Historian, Composer, Pianist, Speaker, Author

Music History Monday: Johannes Ockeghem and the Oltremontani

We mark the death on February 6, 1497 – 526 years ago today – of the composer and singer Johannes Ockeghem, in Tours, France, at the age of 87 (or so).  He was born circa 1410 in the French-speaking city of Saint-Ghislain in what today is Belgium, about 5 miles from the border with France. 

Anonymous portrait believed to be that of Johannes Ockeghem (circa 1410-1497)
Anonymous portrait believed to be that of Johannes Ockeghem (circa 1410-1497)

The title of this post – “Johannes Ockeghem and the Oltremontani” – employs a Italian word that may not be familiar to everybody: “Oltremontani.”  It’s a word that means, literally, “those from the other side of the mountains.”  The mountains in question are the alps, so in fact, generally, the word refers to people “from the other side of the alps”: from northern and northwestern Europe.  But when used in the fifteenth and sixteenth centuries, it meant something quite more specific than that: it referred to musicians from what today are northern France, Belgium, the Netherlands, and Luxemburg. 

Johannes Ockeghem was just such an oltremontano, having been born in Belgium close to the northern border of France.

Johannes Ockeghem (circa 1410-1497)

“Born circa 1410, died 1497.”  Back in the fifteenth century, if someone became famous – and at the time of his death, Johannes Ockeghem was famous across Europe – their death date was (and remains) common knowledge.  But for people born in the fifteenth century (and earlier), birth dates and early accounts of their lives before they became famous, well, that’s a different matter entirely.  Generally, we know next to nothing about the birth dates and early lives of ordinary people born in the fifteenth century and before, and that includes Johannes Ockeghem.  In fact, we’re not even sure how he spelled his name.  We use “Ockeghem” today because that spelling came from a document – now lost – in which he supposedly signed his name using that spelling.  But other spellings of his name include Ogkegum, Okchem, Hocquegam, and Ockegham.

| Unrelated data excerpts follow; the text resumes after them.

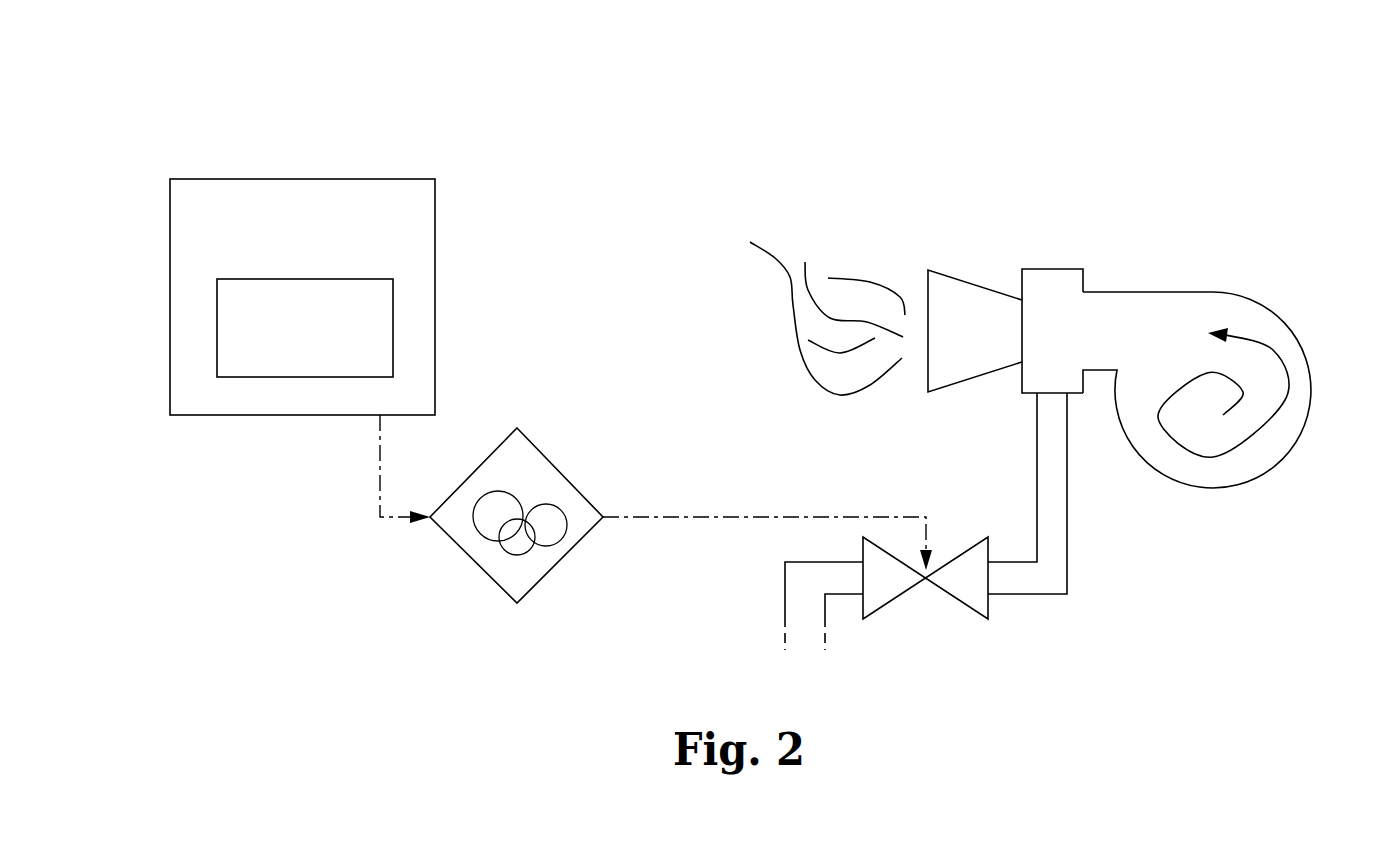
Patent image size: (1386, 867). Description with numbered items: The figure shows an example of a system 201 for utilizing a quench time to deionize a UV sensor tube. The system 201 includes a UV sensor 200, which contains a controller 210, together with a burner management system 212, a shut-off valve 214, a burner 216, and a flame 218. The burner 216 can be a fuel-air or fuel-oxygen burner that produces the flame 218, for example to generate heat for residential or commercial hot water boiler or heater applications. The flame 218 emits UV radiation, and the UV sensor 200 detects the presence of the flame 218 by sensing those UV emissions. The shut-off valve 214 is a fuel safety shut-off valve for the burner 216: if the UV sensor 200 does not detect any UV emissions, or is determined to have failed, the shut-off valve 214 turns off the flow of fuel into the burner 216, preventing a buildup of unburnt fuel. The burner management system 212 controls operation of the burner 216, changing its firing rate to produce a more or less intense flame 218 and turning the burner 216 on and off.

The UV sensor 200 is at (170, 272).
The system 201 is at (222, 103).
The controller 210 is at (320, 357).
The burner management system 212 is at (537, 582).
The shut-off valve 214 is at (988, 617).
The burner 216 is at (1312, 388).
The flame 218 is at (805, 250).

Here’s some stuff we do know.  

Johannes Ockeghem was considered by his contemporaries, as he is considered today, to be – along with Guillaume DuFay (circa 1397-1474), Antoine Busnois (circa 1430-1492), and Josquin Desprez (circa 1450-1521) – the greatest and most influential composer of the fifteenth century.  

(For those of us who may not be familiar with the names of the oltremontani Ockeghem, DuFay, Busnois, and Desprez, I would be so bold as to suggest that they were equivalent, in their time, to the Vienna-based quartet of Haydn, Mozart, Beethoven, and Schubert. 

In terms of these Renaissance composers’ talent and impact on the history of Western music, I am not exaggerating.)

For reason’s already explained, we know nothing about Ockeghem’s early life.  Like most composers of his time, he almost certainly started his musical life as a church chorister, likely in the city of Mons, a few miles east of his hometown of Saint-Ghislain.

The first documentary mention of Ockeghem’s activity as a musician date to June, 1443, when he is listed as being among the chanteurs – the singers – at the Church of Our Lady, in Antwerp. His initial fame was, indeed, as a singer: he was a basso and was reputed to have a rich, flexible, and unerringly accurate voice.  

He was described by the people that knew him, including the famed humanist Erasmus, as being:

“exceptionally engaging: honest, virtuous, kind, generous, charitable, and pious.” 

Ockeghem’s friend, the cleric Francesco Florio (1428-1484) described him this way in the 1470s:

“I am sure you could not dislike this man, so pleasing is the beauty of his person, so noteworthy the sobriety of his speech and of his morals, and his graciousness. He alone of all the singers is free from vice and abounding in all virtues.”

Okay: combine a brilliant singer and composer with physical beauty, a great attitude, and a long life and you have the prescription for success.